While they know little about the Green Party candidate, these Sanders supporters like what they’ve seen. While Sanders has been railing about a living wage in his speeches (and Clinton has been promising a slightly more conservative increase in the minimum wage), Stein has been hitting the pavement with protesters. “Stood with striking workers this morning in Brooklyn against Verizon Wireless corporate greed,” she wrote on her Facebook page last week. Her campaign certainly has Sanders’s blend of quixotic idealism: Stein’s campaign platform, a short series of bullet points on her website called the “Power to the People Plan,” promises (without much detail) to “end poverty” and “abolish student debt.”
It’s easy to see why Stein’s echoes of Sanders are appealing to his dejected loyalists now. But come November, Sifry believes their resolve to reject Clinton will soften. “Trump will scare the hell out of a lot of Sanders supporters,” he says. “My hunch is that if the election looks close, between Clinton and Trump, that we will see very few Sanders voters avoiding that choice.”
Indeed, if you press them hard enough, some of the Sanders-Stein crowd say they might, in the end, vote for Clinton to stave off Trump. “I do support Jill Stein,” Thiam says. “But the lesser of two evils is Hillary Clinton. If it comes to that, I will vote for her in the general election.”
Wimer, like Adams, insists he’ll stick with Stein—but that’s partly because he lives in New York, a state that will likely go for Clinton in November no matter how he votes. He admits he might not vote for Stein if the stakes were different. “If I lived in a competitive state, the choice would still be very difficult,” Wimer says. “Gun to my head, it’s Clinton because of the Supreme Court, but it’s a much harder decision than it should be, considering that Trump is a lunatic.”
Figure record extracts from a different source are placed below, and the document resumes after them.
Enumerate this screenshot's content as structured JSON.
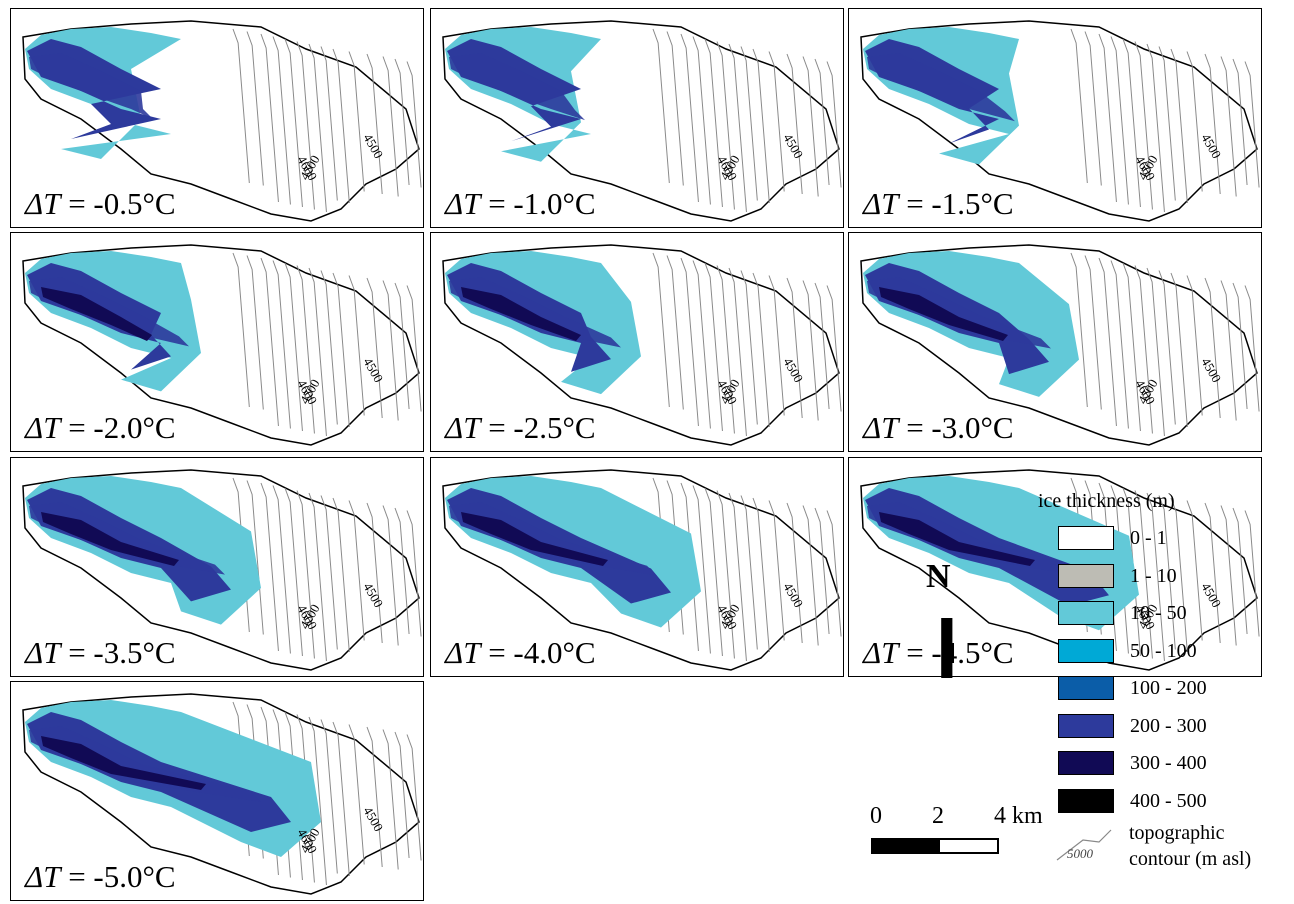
{
  "panels": [
    {
      "label": "-0.5°C",
      "level": 0
    },
    {
      "label": "-1.0°C",
      "level": 1
    },
    {
      "label": "-1.5°C",
      "level": 2
    },
    {
      "label": "-2.0°C",
      "level": 3
    },
    {
      "label": "-2.5°C",
      "level": 4
    },
    {
      "label": "-3.0°C",
      "level": 5
    },
    {
      "label": "-3.5°C",
      "level": 6
    },
    {
      "label": "-4.0°C",
      "level": 7
    },
    {
      "label": "-4.5°C",
      "level": 8
    },
    {
      "label": "-5.0°C",
      "level": 9
    }
  ],
  "delta_t_symbol": "ΔT",
  "delta_t_eq": " = ",
  "contour_labels": [
    "4500",
    "4600",
    "4700"
  ],
  "legend": {
    "title": "ice thickness (m)",
    "classes": [
      {
        "label": "0 - 1",
        "color": "#ffffff"
      },
      {
        "label": "1 - 10",
        "color": "#bdbcb4"
      },
      {
        "label": "10 - 50",
        "color": "#62c9d8"
      },
      {
        "label": "50 - 100",
        "color": "#00a9d6"
      },
      {
        "label": "100 - 200",
        "color": "#0b5da8"
      },
      {
        "label": "200 - 300",
        "color": "#2d3a9c"
      },
      {
        "label": "300 - 400",
        "color": "#110a55"
      },
      {
        "label": "400 - 500",
        "color": "#000000"
      }
    ],
    "topo_line1": "topographic",
    "topo_line2": "contour (m asl)",
    "topo_sample": "5000"
  },
  "north": "N",
  "scale": {
    "ticks": [
      "0",
      "2",
      "4 km"
    ]
  }
}
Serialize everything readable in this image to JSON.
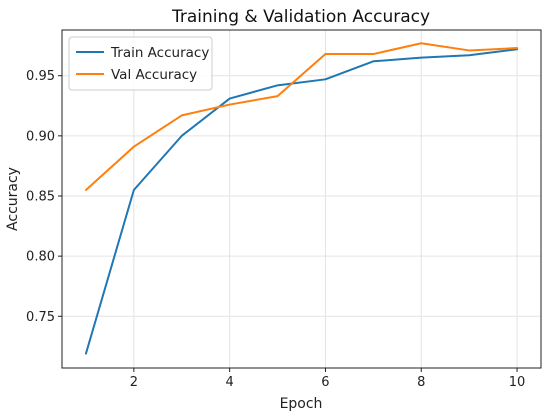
{
  "chart_data": {
    "type": "line",
    "title": "Training & Validation Accuracy",
    "xlabel": "Epoch",
    "ylabel": "Accuracy",
    "x": [
      1,
      2,
      3,
      4,
      5,
      6,
      7,
      8,
      9,
      10
    ],
    "xlim": [
      0.5,
      10.5
    ],
    "ylim": [
      0.707,
      0.988
    ],
    "xticks": [
      2,
      4,
      6,
      8,
      10
    ],
    "yticks": [
      0.75,
      0.8,
      0.85,
      0.9,
      0.95
    ],
    "grid": true,
    "legend_position": "upper-left",
    "series": [
      {
        "name": "Train Accuracy",
        "color": "#1f77b4",
        "values": [
          0.719,
          0.855,
          0.9,
          0.931,
          0.942,
          0.947,
          0.962,
          0.965,
          0.967,
          0.972
        ]
      },
      {
        "name": "Val Accuracy",
        "color": "#ff7f0e",
        "values": [
          0.855,
          0.891,
          0.917,
          0.926,
          0.933,
          0.968,
          0.968,
          0.977,
          0.971,
          0.973
        ]
      }
    ]
  }
}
Salazar-Dodge is similarly torn. From a policy perspective, she ought to be an ardent supporter of the Green Party. She founded the student group in favor of divesting the Columbia endowment of its investment in fossil fuels, and she’s big on trying to “seek balance between humanity and earth.” But Salazar-Dodge is also an immigrant: She left Mexico at age four. While she dislikes and distrusts Hillary Clinton, she believes stopping Donald Trump is ultimately more important.
“I sympathize with people who do not want to vote for Clinton or Trump,” Salazar-Dodge says. “I do not think people should have to choose between their morals and what other people tell them is realistic. But I understand the math around the election. I understand that if I were to vote for Jill Stein, it could help Donald Trump win.”
Democrats have to hope that Sanders’s other young fans will, however reluctantly, come to the same conclusion between now and November. Stein offers them a clear ideological choice, much like Sanders—but the threat of a President Trump just might be enough to make them swallow hard and opt for pragmatism over principle. Just this once.